Et si l’on pouvait observer l’univers tel qu’il était… il y a plus de 13 milliards d’années ? C’est précisément ce qu’une équipe d’astrophysiciens vient de réussir, grâce à un télescope terrestre perché dans les Andes chiliennes.Pour la première fois depuis le sol, des chercheurs ont mesuré l’empreinte laissée par les premières étoiles sur le rayonnement fossile du Big Bang — un exploit que l’on croyait jusqu’ici réservé aux satellites.
CLASS, le télescope qui regarde plus loin que l’horizon
Niché à plus de 5 000 mètres d’altitude, le télescope CLASS (Cosmology Large Angular Scale Surveyor) scrute le ciel depuis les hauteurs du désert d’Atacama.

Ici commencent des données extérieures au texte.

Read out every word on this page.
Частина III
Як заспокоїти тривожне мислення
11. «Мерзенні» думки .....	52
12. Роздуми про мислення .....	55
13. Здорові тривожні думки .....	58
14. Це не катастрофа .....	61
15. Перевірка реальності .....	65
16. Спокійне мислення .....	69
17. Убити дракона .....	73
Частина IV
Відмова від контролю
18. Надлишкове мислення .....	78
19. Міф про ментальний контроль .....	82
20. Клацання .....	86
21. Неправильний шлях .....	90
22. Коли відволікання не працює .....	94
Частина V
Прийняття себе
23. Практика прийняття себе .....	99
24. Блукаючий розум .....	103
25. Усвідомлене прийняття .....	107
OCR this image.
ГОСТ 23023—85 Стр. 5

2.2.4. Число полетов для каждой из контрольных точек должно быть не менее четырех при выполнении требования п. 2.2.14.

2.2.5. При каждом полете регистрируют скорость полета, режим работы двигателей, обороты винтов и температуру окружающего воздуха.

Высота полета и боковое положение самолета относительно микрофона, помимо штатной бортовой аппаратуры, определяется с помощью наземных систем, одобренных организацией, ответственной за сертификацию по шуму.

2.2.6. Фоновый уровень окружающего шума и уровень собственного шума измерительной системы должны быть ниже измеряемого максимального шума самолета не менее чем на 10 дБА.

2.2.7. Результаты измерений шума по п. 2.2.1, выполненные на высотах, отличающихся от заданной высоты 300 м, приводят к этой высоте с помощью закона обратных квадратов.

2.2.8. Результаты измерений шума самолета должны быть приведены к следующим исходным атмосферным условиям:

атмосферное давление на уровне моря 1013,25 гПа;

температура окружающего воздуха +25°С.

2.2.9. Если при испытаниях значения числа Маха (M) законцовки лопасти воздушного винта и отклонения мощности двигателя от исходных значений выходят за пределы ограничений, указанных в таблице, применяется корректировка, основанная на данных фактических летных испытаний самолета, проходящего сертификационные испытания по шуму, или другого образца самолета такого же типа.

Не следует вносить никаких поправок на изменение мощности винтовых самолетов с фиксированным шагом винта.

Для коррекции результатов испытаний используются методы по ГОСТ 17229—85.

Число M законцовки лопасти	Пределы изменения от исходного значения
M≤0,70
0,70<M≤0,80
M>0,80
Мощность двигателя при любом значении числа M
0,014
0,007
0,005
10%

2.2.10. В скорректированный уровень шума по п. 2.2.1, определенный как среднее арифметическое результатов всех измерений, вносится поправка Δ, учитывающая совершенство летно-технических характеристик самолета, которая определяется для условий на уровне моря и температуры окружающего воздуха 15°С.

Sa mission : détecter les infimes variations dans le rayonnement micro-onde fossile de l’univers, plus connu sous le nom de fond diffus cosmologique. Ce rayonnement est le vestige de la toute première lumière émise après le Big Bang, un peu moins de 400 000 ans après cet événement fondateur.
Or, cette lumière a été modifiée plus tard dans l’histoire de l’univers — notamment lors de l’Aube cosmique, une période encore largement mystérieuse, où les premières étoiles se sont formées. C’est cette période-charnière que CLASS a réussi à sonder, en captant un signal faible mais significatif : la polarisation de cette lumière ancienne, révélatrice d’un univers en pleine transformation.
L’univers enfant vu à travers un « brouillard d’électrons »
Revenons un instant sur l’histoire cosmique. Juste après le Big Bang, l’univers était chaud, dense, et surtout opaque. Les électrons libres empêchaient toute lumière de circuler. Puis, en se refroidissant, les électrons se sont combinés avec les protons pour former des atomes d’hydrogène : c’est la recombinaison. À ce moment-là, la lumière a pu se propager librement. Ce rayonnement — l’un des plus anciens que nous puissions observer — est le fond diffus cosmologique.
Mais ce calme apparent a été bouleversé quelques centaines de millions d’années plus tard. Les premières étoiles se sont allumées, inondant l’univers de leur énergie. Cette lumière stellaire a réionisé l’hydrogène neutre, recréant temporairement un environnement de particules libres. En interagissant avec ce gaz ionisé, la lumière fossile a été déviée, diffusée, polarisée.
C’est cette polarisation, extraordinairement faible, que les chercheurs de Johns Hopkins ont réussi à mesurer depuis la Terre.
Une prouesse rendue longtemps impossible
Observer ce signal depuis notre planète était considéré comme presque impossible. D’abord à cause de sa faiblesse intrinsèque — il est un million de fois plus ténu que les signaux radio que nous émettons au quotidien. Ensuite, parce que l’atmosphère terrestre et les émissions humaines (radars, téléphonie, satellites…) génèrent un bruit de fond qui masque les précieuses micro-ondes venues du cosmos.
Jusqu’ici, seuls des télescopes spatiaux comme WMAP (NASA) ou Planck (ESA) étaient parvenus à détecter ces signaux. Mais les progrès des instruments, combinés à une implantation dans l’un des lieux les plus secs et isolés du monde, ont permis à CLASS de briser ce plafond technologique.

Deniz Valle et Jullianna Couto
Polarisation : le code secret de l’univers primitif
Le signal mesuré est celui de la polarisation E, une empreinte laissée lorsque la lumière interagit avec un milieu ionisé. C’est comme si l’univers nous envoyait un reflet affaibli de ses jeunes années — une lumière qui a rebondi sur les premières étoiles et le gaz qu’elles ont ionisé.
En recoupant les données CLASS avec celles de Planck et WMAP, les chercheurs ont pu confirmer l’authenticité de ce signal. Résultat : une carte plus précise de l’univers au moment de sa « réionisation », entre 500 millions et 1 milliard d’années après le Big Bang.
Et maintenant ?
Ces nouvelles mesures permettent d’affiner notre compréhension du cosmos primitif, mais elles ouvrent surtout la voie à d’autres grandes questions : comment les premières structures se sont-elles formées ? Quel rôle ont joué les neutrinos, ces particules fantomatiques ? Et surtout : que nous disent ces observations sur l’énigmatique matière noire ?
Pour Tobias Marriage, chef du projet, c’est un tournant : « On pensait que c’était impossible depuis le sol. Ce que nous avons accompli avec CLASS ouvre une nouvelle ère dans l’observation cosmique. »
En résumé : L’univers nous parle encore — il suffit d’avoir les bons instruments pour l’écouter. Grâce au télescope CLASS, c’est depuis la Terre que nous avons perçu l’écho affaibli des premières étoiles. Et cette lumière d’un autre temps n’a pas fini de révéler ses secrets.
Les détails de l’étude sont publiés dans The Astrophysical Journal.